Uma política séria e atuante, que buscasse o bem do povo, já teria reformulado leis desatualizadas e aplicaria com rigor as existentes. Não é o que vemos. Dirão: "Não há recursos". Pois é. O dinheiro roubado do povo no mensalão, nas sanguessugas, nos valeriodutos (esses termos começam a ser politicamente incorretos, por isso os devemos usar) daria para criar várias instituições adequadas para punir, reeducar, preparar para uma vida positiva e reintegrar criminosos à comunidade, mantendo presos pelo resto da vida os mais graves e incorrigíveis. Prisão perpétua, sim, senhores.
Mudar regras pode não resolver os problemas, trágicos e vastos, da violência. Mas há de nos conferir alguma esperança. Todos partilhamos da responsabilidade de escolher os líderes que nos conduzem (ou nos confundem) também nesse aspecto de nossa vida enquanto cidadãos: a segurança. A Dama Justiça há de tremer de indignação se espiar por baixo daquela venda: leis descumpridas com a maior naturalidade, presos amontoados feito lixo humano, presos gozando de benesses e em condições de tramar crimes a ser cometidos lá fora, indultos e saídas em Dia das Mães, Natal e outros – boa parte desses que saem vai cometer novos crimes, pois é o que sabem fazer. A prisão, que deveria lhes dar disciplina, profissão e esperança, é um doutorado no crime.

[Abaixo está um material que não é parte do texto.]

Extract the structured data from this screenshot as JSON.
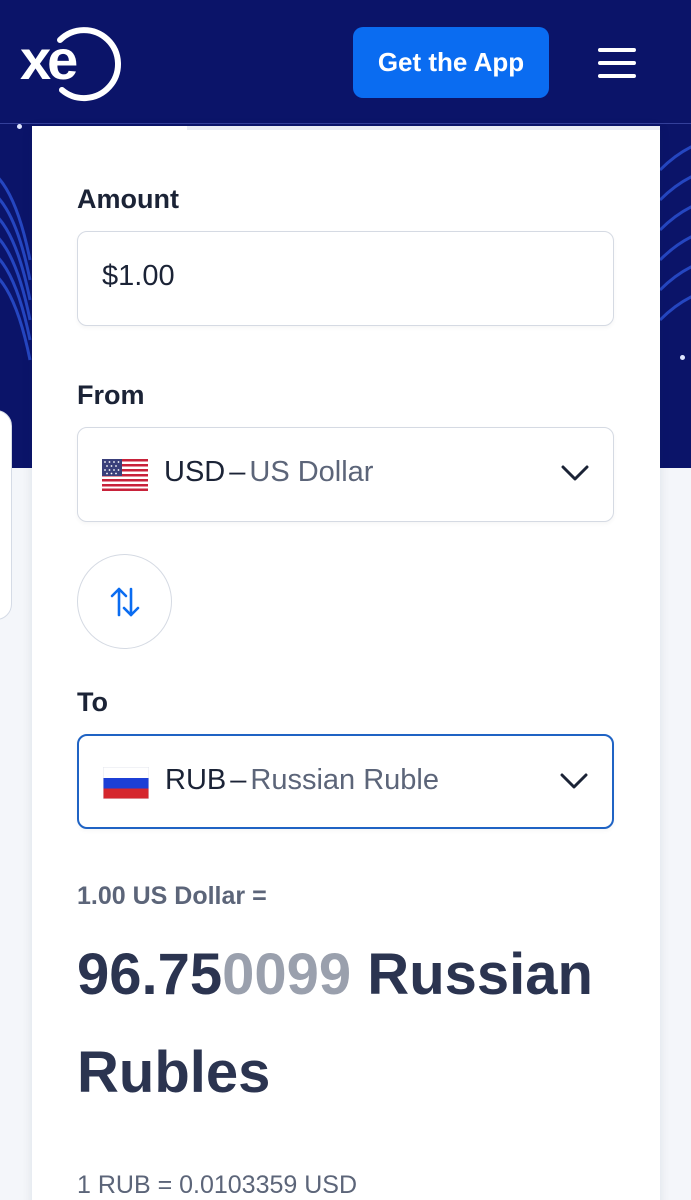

Acusa-se pela criminalidade juvenil a família, que às vezes é apenas outra vítima, ou "a sociedade", conceito vago que nos isenta de uma ação enérgica. Pululam projetos inconsistentes, vicejam teorias, cultivam-se vaguidões, vende-se a alma por um pouco mais de prestígio, pois nossa política virou um mercado persa de cargos, favores e poderes, e a frouxa postura nos parece normal (consideramos "normal" até mesmo o pior). Sem linha clara de pensamento, conduta coerente e coragem, nada vai melhorar. Alguns governantes heróicos vão à luta e procuram mudar a situação, mas – surpresa, surpresa – são criticados. Se não abrirem o olho, vão para um metafórico paredão neste triste país do Big Brother.
Tirem de cena os projetos jamais votados, as teorias abstrusas e os políticos interesseiros, recusem continuar na hipocrisia e botem no centro desse palco o chamado povo brasileiro: eu, tu, nós, vós, eles – os que tentamos miseravelmente sobreviver nesta selva.
A omissão pode ser tão fatal quanto o crime: sem atitudes firmes, continuaremos peças na engrenagem dessa fábrica de jovens Frankensteins, que, muitas vezes não tendo nem força para empunhar uma arma, vão nos brutalizar na primeira esquina.